Окошкин, раскачиваясь на стуле, сказал, что живет он чудесно, но имеются некоторые неувязки.
– Не качайся, – попросил Ханин, – в глазах рябит. А что за поручение?
– Да Жмакин деньги вам послал, двести рублей, что ли.
– Не может быть!
– В долг брал?
– Скажи пожалуйста, я уж и думать забыл. Как он живет-то, этот самый Жмакин?
– Посредственно, – откупоривая портвейн, сказал Василий. – С паспортом у него затерло. Ну, да ничего, днями сам Прокофий Петрович займется, я уже почву подготовил. Конечно, Алеха тоже виноват…
И, хихикая, Окошкин рассказал про историю с венком.
– Это на ваши деньги, Львович, он и приобрел веночек с лентой.
– Да брось!
– Точно! Он сам мне рассказал, а он нынче врать вовсе бросил…
Разлив портвейн в две рюмки, Окошкин пригубил и издал горлом стонущий и несколько даже воркующий звук.

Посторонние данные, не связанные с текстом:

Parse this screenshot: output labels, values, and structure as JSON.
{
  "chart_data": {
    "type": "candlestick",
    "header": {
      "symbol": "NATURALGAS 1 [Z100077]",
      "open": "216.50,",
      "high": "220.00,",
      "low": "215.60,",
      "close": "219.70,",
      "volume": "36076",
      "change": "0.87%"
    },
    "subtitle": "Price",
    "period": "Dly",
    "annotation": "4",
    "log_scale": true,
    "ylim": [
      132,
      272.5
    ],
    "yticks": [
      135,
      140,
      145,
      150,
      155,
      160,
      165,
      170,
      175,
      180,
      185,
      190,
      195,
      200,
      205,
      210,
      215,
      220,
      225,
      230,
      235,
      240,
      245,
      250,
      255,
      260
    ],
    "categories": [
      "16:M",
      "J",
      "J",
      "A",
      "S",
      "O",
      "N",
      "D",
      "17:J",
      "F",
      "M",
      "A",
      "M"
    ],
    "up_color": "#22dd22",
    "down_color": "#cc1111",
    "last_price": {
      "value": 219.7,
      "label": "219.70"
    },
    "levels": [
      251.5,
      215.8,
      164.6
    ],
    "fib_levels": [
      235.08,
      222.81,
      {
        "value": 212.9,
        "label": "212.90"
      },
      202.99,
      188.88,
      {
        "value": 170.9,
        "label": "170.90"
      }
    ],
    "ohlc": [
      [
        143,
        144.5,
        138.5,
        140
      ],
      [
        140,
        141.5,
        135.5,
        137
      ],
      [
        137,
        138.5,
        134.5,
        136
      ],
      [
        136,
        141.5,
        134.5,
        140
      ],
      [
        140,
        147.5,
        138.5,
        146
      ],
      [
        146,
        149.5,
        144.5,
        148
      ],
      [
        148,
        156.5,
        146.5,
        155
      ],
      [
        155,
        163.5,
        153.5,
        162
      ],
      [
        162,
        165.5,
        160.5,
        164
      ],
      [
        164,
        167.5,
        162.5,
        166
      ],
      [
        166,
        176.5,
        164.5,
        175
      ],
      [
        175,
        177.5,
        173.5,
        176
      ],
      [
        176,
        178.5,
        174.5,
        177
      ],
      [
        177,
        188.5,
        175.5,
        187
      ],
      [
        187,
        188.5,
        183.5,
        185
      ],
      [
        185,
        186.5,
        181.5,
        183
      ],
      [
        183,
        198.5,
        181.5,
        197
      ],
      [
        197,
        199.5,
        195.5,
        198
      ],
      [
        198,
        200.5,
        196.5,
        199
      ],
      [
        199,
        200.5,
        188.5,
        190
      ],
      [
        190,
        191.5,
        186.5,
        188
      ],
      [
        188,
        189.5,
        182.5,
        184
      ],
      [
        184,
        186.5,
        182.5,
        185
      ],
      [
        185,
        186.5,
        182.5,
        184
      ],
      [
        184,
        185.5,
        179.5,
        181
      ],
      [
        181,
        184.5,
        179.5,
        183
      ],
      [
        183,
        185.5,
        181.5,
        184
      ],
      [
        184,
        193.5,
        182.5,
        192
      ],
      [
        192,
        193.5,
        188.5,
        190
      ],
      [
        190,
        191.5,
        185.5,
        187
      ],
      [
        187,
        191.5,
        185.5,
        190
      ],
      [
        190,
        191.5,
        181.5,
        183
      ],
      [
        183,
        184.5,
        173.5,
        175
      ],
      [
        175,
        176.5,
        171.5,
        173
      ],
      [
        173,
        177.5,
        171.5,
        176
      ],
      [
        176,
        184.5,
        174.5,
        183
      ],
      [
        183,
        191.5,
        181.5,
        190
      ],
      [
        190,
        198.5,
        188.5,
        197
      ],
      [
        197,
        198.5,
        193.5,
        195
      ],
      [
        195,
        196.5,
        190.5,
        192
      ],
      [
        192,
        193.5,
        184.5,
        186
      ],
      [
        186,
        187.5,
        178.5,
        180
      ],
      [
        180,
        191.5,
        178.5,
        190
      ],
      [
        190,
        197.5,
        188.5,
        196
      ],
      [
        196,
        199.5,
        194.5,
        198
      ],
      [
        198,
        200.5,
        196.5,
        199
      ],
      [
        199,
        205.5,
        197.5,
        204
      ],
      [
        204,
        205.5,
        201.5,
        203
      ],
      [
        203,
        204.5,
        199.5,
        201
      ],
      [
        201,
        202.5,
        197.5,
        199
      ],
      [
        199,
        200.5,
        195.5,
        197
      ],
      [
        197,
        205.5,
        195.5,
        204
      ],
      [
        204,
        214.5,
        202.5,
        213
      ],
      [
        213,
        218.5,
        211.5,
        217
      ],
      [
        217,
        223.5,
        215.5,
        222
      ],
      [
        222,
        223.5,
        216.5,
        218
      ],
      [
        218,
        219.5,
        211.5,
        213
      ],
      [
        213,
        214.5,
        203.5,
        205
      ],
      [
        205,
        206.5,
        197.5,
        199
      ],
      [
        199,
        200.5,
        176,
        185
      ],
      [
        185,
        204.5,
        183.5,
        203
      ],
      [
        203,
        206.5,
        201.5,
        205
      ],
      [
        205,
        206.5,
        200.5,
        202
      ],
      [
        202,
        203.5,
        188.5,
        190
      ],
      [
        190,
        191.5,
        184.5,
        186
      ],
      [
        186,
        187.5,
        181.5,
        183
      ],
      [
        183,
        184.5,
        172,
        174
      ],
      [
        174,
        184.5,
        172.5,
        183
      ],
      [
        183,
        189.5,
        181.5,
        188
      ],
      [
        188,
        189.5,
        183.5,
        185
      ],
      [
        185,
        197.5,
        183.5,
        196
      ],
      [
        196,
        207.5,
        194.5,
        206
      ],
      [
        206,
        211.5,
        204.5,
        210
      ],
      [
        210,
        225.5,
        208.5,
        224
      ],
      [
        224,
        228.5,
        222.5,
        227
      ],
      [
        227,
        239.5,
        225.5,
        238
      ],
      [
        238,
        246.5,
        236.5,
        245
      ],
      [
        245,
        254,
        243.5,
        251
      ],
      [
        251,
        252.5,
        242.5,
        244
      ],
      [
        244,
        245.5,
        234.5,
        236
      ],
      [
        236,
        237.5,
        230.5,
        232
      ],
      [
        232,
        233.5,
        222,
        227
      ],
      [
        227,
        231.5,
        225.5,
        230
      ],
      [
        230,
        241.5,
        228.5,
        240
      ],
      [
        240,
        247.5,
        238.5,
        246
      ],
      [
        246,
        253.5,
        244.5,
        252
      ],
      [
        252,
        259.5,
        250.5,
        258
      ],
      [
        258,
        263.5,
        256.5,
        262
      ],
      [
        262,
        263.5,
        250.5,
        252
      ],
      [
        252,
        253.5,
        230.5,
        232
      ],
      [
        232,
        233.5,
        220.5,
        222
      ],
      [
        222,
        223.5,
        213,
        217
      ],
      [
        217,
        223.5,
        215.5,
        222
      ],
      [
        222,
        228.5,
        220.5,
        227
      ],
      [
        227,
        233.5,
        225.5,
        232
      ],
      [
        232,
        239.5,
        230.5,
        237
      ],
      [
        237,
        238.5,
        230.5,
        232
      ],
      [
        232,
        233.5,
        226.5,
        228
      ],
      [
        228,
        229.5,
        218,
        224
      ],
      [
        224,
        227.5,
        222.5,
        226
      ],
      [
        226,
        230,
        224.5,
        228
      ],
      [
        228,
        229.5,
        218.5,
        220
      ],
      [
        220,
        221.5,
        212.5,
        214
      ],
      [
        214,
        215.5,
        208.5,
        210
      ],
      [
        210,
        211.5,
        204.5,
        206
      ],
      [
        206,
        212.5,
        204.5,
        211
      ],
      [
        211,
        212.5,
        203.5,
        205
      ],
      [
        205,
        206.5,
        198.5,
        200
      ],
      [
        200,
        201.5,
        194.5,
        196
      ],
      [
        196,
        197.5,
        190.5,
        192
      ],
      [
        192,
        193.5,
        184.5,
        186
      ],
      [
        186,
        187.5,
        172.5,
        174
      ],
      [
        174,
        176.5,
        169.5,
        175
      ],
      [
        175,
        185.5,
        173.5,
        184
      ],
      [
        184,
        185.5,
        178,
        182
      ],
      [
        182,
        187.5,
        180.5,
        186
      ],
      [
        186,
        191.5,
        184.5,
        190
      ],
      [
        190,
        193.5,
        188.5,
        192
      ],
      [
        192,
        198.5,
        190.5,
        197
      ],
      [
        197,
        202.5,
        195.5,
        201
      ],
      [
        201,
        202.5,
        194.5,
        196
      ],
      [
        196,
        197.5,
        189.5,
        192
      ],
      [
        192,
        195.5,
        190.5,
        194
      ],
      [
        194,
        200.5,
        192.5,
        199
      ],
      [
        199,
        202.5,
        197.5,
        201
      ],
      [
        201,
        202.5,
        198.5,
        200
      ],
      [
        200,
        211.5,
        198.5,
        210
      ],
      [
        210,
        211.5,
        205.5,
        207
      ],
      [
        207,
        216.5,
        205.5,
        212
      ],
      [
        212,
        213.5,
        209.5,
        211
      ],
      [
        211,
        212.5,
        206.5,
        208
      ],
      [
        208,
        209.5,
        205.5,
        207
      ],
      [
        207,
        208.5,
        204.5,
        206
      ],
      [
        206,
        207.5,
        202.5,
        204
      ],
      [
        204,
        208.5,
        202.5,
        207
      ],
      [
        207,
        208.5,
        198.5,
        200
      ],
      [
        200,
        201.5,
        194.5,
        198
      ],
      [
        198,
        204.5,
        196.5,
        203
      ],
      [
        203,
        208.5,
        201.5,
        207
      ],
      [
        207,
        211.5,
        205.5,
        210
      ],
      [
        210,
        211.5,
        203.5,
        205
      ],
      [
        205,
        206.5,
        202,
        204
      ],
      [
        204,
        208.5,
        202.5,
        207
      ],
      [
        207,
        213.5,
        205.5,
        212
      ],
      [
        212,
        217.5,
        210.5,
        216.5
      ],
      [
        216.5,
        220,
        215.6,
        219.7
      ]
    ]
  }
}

– Чудесная вещь! – сказал он. – Ароматная, легкая. Я слышал, будто английские лорды эту самую штуку тяпают по рюмочке после обеда и стоит она у них огромные фунты стерлингов. А у нас бутылка семь рублей – довольно-таки дешево.
Ханин молчал задумавшись. Они грызли миндальное печенье. Окошкин снял наконец фуражку, побродил по комнате и спросил, что пишет Лапшин.
– Здорово бодрые письма пишет, – со вздохом сказал Ханин. – Наверное, вполне поправился. Ты разве не получал?
– Открытку, – несколько обиженно сказал Окошкин. – Он всегда мне почему-то накоротке пишет…
И вышел в коридор. Ханин полистал свою рукопись, достучал прерванную фразу. Скрипнула дверь, Окошкин сообщил, что Антропов, оказывается, тоже в отпуску.
– А зачем он тебе? – удивился Давид Львович.
– Да нервы у меня, понимаете? Организм совершенно расшатался…
– Неужели?
– Смеетесь все…
Перелистывая свою рукопись, Ханин не заметил, что Васька разулся и лег на кровать Лапшина. Он лежал, заложив руки под голову и задрав ноги в вишневых носках. Лицо у него было грустное, он глядел в потолок и вздыхал.
– Чего, Окошкин? – спросил Ханин. – Худо вроде бы тебе?
– Худо, Давид Львович, – виновато сказал Окошкин, – верите ли, пропадаю…
– Ну уж и пропадаешь?
– Да заели! – крикнул Василий Никандрович. – На котлеты меня рубят…
Быстро усевшись на кровати Лапшина и вытянув вперед голову, он стал рассказывать, как жена и теща посмеиваются над ним за то, что он помогает сестре, как его заставляют по утрам есть овсяную кашу, и как они водили его в гости к тещиному брату – служителю культа, и как этот служитель культа ткнул Ваське в лицо руку, чтобы Васька поцеловал, и что из этого вышло.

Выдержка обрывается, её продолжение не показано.